Londra'da belediye başkanlığı görevine geldiğinde, kentin yıllarca yatırım eksikliğiyle boğuştuğunu söyleyen Ken Livingstone, 20-25 yıllık planlar yaparak kentin başta ulaşım olmak üzere ticari ve sosyal birçok problemlerinin çözüldüğünü kaydetti. Dünyadaki iklim değişikliği ve enerjinin verimli kullanılmasına da değinen Livingstone, karbon emisyonunun 2050 yılına kadar yüzde 80-90 düşmesi halinde bunun yatırım olarak geri döneceğini ifade etti. Livingstone, Londra'da otomobil yerine bisiklet kullanılması, tasarruflu ampuller ve binalardaki ısı yalıtım sistemleri ile sağlanan tasarrufun, kente istihdam ve yatırım olarak geri döndüğüne dikkat çekti.

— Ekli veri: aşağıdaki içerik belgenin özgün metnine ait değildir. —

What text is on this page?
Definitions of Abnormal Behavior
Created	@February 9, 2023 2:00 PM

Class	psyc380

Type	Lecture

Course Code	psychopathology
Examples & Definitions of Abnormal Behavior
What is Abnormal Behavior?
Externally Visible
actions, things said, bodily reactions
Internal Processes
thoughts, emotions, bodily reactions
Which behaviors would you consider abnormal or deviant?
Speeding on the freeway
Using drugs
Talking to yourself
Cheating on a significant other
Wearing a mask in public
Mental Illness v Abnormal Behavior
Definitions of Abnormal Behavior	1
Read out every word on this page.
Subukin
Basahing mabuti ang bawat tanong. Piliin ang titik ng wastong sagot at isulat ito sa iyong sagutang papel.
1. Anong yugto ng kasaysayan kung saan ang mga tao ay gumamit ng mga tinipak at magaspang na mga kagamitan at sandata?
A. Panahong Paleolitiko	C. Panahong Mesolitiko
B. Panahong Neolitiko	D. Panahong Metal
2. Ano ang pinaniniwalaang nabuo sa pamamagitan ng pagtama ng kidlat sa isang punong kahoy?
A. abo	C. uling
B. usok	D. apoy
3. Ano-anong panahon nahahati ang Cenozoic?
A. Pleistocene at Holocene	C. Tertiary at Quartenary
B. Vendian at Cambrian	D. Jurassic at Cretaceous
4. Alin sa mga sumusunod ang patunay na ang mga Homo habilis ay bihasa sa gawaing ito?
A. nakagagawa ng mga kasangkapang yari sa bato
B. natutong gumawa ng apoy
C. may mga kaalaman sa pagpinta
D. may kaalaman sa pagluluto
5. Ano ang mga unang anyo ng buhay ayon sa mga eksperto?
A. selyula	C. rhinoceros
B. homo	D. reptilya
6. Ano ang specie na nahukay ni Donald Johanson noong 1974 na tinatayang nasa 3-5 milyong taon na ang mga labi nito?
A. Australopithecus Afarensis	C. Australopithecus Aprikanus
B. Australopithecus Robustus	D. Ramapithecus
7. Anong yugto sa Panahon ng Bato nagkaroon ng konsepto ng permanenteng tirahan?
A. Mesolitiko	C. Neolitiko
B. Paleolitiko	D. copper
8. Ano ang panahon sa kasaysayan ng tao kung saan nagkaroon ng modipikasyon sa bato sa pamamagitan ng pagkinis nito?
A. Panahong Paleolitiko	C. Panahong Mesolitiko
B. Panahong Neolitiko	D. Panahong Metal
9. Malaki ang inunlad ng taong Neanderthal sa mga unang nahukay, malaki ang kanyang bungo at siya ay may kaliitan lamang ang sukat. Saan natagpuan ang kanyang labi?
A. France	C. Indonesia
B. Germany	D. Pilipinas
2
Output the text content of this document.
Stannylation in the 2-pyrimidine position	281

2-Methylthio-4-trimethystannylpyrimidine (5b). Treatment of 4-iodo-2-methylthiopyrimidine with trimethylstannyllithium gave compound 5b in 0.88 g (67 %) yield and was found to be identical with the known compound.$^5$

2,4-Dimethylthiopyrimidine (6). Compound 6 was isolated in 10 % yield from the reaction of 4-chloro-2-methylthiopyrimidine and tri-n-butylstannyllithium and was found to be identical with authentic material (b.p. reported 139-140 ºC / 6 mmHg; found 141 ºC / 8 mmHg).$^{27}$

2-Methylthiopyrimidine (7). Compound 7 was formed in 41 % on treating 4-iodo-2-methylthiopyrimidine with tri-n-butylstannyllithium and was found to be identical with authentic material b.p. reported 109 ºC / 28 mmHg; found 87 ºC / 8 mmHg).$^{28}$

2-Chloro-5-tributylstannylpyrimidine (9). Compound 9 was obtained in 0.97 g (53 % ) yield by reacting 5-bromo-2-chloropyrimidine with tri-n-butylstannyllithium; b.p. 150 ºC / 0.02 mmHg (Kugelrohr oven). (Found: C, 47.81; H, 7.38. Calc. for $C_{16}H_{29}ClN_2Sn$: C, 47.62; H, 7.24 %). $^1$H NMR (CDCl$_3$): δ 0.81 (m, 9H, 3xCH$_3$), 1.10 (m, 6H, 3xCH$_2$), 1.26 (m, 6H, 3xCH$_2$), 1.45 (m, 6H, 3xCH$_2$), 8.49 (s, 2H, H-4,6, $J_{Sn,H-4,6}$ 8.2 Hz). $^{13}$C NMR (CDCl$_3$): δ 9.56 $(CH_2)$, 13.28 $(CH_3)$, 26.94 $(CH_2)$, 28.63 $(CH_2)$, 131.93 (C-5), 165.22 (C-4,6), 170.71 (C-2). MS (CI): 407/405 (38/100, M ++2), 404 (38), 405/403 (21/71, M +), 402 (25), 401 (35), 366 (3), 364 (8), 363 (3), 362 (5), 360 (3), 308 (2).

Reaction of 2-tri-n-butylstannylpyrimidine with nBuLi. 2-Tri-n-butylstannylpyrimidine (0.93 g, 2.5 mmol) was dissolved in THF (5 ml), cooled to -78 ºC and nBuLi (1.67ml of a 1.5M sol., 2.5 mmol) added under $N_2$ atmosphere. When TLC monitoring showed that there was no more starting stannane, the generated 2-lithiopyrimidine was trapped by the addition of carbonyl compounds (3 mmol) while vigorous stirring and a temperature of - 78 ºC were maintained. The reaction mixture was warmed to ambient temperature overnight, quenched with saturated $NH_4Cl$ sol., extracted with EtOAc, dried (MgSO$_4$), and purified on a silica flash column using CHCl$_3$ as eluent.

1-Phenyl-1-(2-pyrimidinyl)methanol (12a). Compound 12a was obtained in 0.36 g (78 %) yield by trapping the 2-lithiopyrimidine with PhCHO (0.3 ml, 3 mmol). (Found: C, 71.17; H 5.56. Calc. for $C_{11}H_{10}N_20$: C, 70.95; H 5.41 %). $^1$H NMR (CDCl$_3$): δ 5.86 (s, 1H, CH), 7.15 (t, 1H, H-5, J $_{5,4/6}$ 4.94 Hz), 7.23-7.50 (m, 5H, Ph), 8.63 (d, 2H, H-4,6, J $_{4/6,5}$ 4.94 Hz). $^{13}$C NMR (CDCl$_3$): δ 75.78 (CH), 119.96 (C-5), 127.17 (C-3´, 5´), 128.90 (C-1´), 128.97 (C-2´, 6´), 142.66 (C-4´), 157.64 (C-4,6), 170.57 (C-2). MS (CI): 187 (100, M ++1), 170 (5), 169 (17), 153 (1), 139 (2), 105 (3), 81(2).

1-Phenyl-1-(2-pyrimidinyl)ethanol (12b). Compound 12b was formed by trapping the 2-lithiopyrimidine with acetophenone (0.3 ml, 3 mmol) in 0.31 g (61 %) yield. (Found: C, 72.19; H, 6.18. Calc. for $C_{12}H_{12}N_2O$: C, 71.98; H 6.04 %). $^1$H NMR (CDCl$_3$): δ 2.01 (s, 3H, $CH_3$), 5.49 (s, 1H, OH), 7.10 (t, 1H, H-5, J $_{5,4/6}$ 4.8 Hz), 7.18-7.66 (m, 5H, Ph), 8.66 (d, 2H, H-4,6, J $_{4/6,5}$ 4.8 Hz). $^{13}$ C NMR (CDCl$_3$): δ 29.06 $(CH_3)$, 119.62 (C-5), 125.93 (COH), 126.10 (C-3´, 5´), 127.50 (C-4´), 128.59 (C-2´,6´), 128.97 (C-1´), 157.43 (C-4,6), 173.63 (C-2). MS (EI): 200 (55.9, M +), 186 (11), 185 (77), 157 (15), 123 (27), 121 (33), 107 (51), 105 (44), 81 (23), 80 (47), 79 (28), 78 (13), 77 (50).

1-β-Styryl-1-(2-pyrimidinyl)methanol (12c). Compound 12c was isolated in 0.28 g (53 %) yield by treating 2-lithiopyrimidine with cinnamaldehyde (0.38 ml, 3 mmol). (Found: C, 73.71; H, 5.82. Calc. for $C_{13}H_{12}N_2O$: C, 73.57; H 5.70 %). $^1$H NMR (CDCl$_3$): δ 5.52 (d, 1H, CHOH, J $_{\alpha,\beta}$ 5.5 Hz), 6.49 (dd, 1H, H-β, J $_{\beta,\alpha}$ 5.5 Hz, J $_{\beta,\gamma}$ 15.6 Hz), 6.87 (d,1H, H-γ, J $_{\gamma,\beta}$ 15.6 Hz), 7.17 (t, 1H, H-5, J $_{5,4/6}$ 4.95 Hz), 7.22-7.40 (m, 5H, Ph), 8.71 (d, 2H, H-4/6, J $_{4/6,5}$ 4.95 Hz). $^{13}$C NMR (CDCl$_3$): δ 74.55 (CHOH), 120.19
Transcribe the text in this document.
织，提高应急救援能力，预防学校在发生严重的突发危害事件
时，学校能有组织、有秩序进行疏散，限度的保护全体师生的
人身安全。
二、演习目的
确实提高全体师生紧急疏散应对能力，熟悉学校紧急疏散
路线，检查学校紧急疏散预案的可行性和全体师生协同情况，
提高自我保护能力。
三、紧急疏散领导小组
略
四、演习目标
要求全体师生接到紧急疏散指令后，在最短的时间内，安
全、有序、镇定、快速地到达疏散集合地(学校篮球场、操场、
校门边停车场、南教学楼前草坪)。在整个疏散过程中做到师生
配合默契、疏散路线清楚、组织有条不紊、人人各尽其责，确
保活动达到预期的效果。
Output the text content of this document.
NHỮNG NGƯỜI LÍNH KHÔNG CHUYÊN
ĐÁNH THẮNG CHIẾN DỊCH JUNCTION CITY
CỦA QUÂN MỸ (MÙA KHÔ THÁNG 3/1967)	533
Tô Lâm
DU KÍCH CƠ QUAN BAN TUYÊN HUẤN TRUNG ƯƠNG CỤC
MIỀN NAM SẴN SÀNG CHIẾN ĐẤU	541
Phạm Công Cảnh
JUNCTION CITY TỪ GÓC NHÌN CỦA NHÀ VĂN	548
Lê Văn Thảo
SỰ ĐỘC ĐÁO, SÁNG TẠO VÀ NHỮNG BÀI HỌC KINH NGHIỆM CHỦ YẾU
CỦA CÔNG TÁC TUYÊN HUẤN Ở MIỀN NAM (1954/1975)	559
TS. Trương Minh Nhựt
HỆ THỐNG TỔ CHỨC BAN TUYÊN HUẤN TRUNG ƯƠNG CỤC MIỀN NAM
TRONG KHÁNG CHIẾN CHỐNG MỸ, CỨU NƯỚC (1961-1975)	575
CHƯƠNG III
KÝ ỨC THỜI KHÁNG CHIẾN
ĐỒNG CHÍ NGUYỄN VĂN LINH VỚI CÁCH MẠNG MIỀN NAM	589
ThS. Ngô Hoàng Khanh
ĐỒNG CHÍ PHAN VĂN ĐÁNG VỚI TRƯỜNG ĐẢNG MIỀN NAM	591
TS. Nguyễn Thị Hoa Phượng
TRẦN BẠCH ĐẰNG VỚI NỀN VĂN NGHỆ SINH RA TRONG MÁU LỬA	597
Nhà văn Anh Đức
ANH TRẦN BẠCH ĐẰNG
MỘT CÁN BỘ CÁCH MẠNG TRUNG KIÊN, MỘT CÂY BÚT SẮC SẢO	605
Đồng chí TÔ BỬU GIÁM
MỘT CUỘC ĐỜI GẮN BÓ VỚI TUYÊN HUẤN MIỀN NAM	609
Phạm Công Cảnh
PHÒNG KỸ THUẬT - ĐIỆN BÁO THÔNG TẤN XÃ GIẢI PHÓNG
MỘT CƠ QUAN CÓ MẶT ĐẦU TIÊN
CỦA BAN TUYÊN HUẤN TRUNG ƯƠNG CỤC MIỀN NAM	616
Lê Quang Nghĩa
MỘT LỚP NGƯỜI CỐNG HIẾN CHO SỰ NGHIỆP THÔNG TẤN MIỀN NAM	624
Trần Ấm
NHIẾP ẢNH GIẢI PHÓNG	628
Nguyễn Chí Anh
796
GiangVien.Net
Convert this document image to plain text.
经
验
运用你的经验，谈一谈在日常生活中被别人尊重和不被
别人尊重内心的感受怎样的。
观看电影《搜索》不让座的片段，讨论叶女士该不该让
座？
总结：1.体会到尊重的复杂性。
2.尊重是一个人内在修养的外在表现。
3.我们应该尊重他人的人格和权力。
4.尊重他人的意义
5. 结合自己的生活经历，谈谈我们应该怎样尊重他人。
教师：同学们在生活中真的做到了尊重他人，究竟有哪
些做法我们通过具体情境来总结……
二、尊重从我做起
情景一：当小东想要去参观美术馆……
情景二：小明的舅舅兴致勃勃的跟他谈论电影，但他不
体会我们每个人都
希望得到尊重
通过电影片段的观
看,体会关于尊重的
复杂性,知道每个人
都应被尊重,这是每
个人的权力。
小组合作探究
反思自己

Konuşmaların ardından Miller ve Livingstone, katılımcıların sorularını cevaplandırdı. Çukurova GİAD Başkanı Ömer Faruk Sakarya, günün anısına Miller ve Livingstone'a, Adanalı sanatçı Mesut Dikel'in özel taş üzerine işlenmiş, üzerinde Türk motifleri desenleri bulunan birer çalışmasını hediye etti.